Comme tu l'as dis, au fur et à mesure des années il est agréable pour tous groupes de roliste se retrouvant de (re)partager ces passionantes nuits de délires créatifs oniriques rolistico ludique. Mais la mémoire est un miroir déformant bien imparfait et ce type de support peut effectivement aider à rappeler les faits dans leur "exactitude". Après, il s'agit avant tout de faits contés, dans le cadre d'une activitée créative pour laquelle la notion "art éphémère de groupe" prend tout son sens. Du coup je me dis que l'exactitude des faits, importe in fine beaucoup moins que l'écart des perceptions discutés que la patine du temps vient sublimer. C'est à mon sens l'une des magies du jdr que de devoir reposer essentiellement sur le dit des joueurs.

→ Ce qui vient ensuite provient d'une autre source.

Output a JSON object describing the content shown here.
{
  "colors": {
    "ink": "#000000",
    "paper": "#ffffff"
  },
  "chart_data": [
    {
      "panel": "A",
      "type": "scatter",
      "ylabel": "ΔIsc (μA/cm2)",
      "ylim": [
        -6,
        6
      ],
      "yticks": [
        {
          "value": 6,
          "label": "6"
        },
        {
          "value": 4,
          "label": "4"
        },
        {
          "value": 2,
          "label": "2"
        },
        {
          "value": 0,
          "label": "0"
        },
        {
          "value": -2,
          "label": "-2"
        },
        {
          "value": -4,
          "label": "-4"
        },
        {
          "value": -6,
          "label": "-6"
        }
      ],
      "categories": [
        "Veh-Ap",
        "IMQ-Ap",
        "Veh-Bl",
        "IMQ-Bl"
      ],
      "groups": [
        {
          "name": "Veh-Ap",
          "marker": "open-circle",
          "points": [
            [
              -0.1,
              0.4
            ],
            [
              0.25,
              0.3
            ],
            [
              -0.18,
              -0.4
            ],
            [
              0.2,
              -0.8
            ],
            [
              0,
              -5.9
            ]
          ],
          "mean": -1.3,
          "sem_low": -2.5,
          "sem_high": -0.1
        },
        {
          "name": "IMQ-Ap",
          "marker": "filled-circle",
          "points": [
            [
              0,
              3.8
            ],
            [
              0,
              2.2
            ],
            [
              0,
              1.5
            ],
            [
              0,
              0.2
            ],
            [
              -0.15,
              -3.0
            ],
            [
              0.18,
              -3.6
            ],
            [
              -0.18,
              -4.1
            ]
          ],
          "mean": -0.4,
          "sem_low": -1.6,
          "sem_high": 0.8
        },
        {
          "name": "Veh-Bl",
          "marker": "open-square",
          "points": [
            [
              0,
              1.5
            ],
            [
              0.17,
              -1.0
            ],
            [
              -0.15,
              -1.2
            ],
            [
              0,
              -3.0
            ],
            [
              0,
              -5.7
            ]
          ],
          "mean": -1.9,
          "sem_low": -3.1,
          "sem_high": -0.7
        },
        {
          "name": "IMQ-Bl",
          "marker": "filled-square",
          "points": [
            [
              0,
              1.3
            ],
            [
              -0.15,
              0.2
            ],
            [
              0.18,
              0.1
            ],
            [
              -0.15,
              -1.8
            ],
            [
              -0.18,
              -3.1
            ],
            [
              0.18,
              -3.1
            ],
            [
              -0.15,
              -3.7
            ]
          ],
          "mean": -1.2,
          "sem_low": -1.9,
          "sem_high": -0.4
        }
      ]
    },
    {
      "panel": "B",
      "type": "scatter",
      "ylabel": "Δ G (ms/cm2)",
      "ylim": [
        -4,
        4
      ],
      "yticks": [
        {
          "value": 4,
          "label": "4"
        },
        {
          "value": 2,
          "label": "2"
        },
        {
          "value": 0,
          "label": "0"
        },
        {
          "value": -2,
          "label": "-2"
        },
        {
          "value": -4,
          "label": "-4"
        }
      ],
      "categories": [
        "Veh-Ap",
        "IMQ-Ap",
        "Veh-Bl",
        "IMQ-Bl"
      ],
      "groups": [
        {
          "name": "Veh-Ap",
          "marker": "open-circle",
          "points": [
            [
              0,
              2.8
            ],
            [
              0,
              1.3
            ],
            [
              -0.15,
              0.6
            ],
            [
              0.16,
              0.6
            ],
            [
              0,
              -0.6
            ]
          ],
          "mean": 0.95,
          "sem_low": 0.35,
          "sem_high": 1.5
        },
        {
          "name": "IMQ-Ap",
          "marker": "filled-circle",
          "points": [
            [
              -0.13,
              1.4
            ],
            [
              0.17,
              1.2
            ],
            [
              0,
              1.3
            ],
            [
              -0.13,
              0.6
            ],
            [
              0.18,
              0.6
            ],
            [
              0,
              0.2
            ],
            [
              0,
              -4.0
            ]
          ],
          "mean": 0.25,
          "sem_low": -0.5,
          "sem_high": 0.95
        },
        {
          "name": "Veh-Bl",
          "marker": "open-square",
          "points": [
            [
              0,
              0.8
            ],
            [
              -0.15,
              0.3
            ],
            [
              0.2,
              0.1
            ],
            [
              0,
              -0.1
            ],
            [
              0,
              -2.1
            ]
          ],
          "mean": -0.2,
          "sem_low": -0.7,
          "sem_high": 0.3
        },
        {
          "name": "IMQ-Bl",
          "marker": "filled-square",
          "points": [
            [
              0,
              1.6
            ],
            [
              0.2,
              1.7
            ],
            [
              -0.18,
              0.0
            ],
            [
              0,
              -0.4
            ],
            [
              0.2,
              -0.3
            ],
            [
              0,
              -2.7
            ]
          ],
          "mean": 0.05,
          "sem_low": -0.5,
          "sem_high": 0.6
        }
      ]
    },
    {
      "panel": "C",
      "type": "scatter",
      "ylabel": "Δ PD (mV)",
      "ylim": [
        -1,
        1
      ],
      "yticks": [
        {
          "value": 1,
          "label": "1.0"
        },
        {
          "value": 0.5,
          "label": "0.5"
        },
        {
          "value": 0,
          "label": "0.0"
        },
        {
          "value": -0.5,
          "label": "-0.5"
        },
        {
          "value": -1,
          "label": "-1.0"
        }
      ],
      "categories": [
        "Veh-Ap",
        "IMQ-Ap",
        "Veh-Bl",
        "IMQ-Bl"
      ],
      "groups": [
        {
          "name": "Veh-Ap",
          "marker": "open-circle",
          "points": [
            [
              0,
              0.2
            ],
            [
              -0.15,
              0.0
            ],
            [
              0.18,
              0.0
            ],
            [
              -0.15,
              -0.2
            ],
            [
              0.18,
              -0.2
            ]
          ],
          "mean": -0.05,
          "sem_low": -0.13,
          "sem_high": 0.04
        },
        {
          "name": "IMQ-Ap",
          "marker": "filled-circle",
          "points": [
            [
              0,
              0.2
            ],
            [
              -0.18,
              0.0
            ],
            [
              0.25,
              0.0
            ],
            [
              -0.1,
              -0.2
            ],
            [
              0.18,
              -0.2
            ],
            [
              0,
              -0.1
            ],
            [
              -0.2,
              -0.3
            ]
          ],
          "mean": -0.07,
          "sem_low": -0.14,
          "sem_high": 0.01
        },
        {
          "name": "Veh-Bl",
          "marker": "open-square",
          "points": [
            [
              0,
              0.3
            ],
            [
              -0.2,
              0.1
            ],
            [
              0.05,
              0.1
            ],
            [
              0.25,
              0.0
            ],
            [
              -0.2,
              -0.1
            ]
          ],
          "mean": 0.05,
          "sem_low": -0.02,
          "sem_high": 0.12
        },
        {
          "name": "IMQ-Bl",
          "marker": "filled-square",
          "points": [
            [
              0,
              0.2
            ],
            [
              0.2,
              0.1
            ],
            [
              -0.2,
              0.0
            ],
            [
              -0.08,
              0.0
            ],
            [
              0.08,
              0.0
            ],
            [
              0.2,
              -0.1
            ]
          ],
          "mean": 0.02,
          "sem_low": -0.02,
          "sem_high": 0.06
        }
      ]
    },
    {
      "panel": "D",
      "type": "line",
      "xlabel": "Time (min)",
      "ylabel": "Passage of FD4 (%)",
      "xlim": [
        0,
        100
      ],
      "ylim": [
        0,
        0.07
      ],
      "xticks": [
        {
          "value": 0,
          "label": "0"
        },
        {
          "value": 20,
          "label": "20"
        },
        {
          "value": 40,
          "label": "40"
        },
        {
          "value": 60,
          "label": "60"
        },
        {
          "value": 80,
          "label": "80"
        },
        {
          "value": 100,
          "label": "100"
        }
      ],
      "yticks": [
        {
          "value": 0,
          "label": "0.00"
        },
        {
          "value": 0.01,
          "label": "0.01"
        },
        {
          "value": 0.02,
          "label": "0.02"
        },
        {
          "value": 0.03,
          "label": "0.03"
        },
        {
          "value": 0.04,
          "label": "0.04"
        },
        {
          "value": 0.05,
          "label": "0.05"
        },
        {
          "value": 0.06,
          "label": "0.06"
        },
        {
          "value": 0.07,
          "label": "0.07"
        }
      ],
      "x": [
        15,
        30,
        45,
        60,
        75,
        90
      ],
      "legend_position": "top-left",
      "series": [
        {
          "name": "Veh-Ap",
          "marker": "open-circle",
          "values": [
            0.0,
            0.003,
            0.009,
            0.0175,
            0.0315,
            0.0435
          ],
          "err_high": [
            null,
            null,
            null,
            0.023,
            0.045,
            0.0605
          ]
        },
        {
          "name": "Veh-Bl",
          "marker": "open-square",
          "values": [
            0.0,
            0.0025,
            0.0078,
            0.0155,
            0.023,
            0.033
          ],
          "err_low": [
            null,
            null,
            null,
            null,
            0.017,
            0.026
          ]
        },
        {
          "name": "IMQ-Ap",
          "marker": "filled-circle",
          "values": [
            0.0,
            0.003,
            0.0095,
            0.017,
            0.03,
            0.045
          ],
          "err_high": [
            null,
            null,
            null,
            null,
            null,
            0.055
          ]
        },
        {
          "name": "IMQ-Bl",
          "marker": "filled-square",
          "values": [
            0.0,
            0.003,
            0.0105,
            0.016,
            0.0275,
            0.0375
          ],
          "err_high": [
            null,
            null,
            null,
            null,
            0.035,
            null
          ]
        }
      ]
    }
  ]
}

Art oral avant tout ou la parole reprend sa valeur ancestral que notre société civilisée, pleine d'écrits, de chiffres et d'image est venu amoindrir. Peut être un ersatz de cet élément central des sociétés, il y a peu encore, ou les légendes racontés au coin du feu donnaient pour les populations supersticieuse et peu éduquées, un sens à l'histoire des communautés que la religion aurait bien voulu pouvoir récupérer... mais là encore une fois, je disrgresse peut etre encore un peu trop... sorry so ^^
J'adore ce blog :)
Je suis assez d'accord avec Parleur sur le fait que "l'exactitude des faits, importe in fine beaucoup moins que l'écart des perceptions discutés que la patine du temps vient sublimer". Finalement, ce qui importe est la cohérence.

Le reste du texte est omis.